Unravelling catalytic activity trends in ceria surfaces toward the oxygen reduction and water oxidation reactions

Abstract

Improved catalysts are critical for more environmentally friendly, and long-term oxygen electrochemical reactions. Computational catalysis can provide atomic level information that is critical for optimizing the next generation of electrocatalysts. It has been demonstrated that by varying the exposed planes, the catalytic performance of metallic oxides can be tuned. Herein, we investigate the role of CeO₂ surface orientations (100), (110), (111), (221), and (331) in enhancing catalytic activity toward various oxygen electrochemical reactions ranging from 4- and 2-electron oxygen reduction reactions (ORR) to 4-, 2- and 1-electron water oxidation reactions (WOR) using density functional theory (DFT) calculations in conjunction with the computational hydrogen electrode. Our results indicate that the CeO₂(100) facet is the most promising for 4-electron ORR, with a theoretical limiting potential of 0.52 V. We also show that the presence of oxygen vacancies can enhance the 4-electron ORR activity of the CeO₂(110) and CeO₂(111) surfaces.
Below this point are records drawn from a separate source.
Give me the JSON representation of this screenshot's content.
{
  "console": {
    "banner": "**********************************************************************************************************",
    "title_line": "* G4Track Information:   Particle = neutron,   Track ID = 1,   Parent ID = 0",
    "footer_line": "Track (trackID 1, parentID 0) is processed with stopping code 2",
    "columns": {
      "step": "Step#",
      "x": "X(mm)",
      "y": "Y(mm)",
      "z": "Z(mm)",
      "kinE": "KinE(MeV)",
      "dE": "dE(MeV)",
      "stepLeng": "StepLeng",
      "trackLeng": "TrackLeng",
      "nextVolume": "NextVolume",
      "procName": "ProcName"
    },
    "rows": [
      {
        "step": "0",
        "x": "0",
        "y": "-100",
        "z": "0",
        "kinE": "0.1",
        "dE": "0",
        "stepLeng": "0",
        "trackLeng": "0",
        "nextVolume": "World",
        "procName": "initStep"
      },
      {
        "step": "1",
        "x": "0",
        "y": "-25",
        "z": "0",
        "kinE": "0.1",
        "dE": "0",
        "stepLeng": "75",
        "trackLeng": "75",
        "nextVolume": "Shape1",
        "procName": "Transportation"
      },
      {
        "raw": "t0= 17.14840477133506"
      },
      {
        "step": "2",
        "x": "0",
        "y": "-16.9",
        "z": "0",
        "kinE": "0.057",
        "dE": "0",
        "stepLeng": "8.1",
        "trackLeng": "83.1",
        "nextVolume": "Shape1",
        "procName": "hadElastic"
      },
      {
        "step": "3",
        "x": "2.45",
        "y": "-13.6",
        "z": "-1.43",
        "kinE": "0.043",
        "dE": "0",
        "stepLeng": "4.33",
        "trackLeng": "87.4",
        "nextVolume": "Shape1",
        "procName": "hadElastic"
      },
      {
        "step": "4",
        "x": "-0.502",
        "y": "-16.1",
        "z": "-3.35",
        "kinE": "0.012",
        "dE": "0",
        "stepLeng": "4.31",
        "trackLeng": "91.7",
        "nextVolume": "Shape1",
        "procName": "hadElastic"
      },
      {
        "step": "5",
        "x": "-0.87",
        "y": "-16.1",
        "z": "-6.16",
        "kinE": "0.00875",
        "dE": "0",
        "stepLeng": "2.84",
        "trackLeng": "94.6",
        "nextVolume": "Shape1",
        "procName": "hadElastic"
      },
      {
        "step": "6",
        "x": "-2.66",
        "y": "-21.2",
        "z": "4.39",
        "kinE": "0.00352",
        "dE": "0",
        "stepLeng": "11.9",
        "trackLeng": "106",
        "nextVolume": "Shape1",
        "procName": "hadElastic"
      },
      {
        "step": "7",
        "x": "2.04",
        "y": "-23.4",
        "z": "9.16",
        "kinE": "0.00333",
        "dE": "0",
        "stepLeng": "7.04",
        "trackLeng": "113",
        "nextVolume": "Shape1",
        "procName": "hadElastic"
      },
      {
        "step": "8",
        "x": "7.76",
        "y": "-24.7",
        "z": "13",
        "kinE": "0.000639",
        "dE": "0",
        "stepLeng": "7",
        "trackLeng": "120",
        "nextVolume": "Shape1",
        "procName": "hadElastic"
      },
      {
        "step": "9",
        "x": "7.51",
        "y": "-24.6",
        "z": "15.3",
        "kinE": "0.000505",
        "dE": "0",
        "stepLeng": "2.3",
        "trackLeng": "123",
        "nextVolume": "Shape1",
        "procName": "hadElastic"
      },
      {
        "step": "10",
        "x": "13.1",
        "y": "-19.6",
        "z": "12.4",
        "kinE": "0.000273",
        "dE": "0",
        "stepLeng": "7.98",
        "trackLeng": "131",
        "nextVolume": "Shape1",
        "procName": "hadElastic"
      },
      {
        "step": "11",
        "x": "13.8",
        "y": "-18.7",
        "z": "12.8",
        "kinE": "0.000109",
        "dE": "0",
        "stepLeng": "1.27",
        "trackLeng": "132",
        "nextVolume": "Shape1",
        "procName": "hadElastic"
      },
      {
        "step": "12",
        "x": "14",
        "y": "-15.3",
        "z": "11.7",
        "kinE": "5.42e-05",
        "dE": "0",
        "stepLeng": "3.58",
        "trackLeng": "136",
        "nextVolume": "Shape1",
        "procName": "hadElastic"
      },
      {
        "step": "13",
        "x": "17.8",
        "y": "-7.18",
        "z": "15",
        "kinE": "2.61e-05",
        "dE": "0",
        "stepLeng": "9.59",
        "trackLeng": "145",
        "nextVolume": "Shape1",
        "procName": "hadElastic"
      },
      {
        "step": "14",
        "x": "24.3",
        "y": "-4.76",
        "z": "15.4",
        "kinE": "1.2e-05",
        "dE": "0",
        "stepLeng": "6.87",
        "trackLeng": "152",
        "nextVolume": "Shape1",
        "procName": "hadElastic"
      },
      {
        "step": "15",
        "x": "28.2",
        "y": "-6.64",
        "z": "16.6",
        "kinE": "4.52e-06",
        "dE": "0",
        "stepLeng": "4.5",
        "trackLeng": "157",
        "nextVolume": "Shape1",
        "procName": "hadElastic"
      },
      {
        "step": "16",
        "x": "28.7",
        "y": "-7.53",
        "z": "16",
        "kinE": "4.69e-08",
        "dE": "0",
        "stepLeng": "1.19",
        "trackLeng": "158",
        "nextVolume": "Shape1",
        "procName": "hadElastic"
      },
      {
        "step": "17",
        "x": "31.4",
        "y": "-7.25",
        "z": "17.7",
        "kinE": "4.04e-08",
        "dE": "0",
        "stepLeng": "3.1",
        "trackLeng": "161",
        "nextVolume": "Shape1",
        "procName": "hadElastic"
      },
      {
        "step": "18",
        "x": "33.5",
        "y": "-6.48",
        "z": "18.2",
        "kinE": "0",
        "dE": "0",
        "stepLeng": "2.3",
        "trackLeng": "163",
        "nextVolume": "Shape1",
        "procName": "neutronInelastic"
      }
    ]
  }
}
Besides, CeO₂(100) is selective for the 4-electron WOR while CeO₂(110) and CeO₂(111) are selective for the 2-electron and 1-electron WOR, respectively. Oxygen vacancies shift all the above three facets towards the 4-electron WOR. This work sheds light on the role of different ceria facets in various oxygen electrochemical reactions which is critical for developing better catalysts.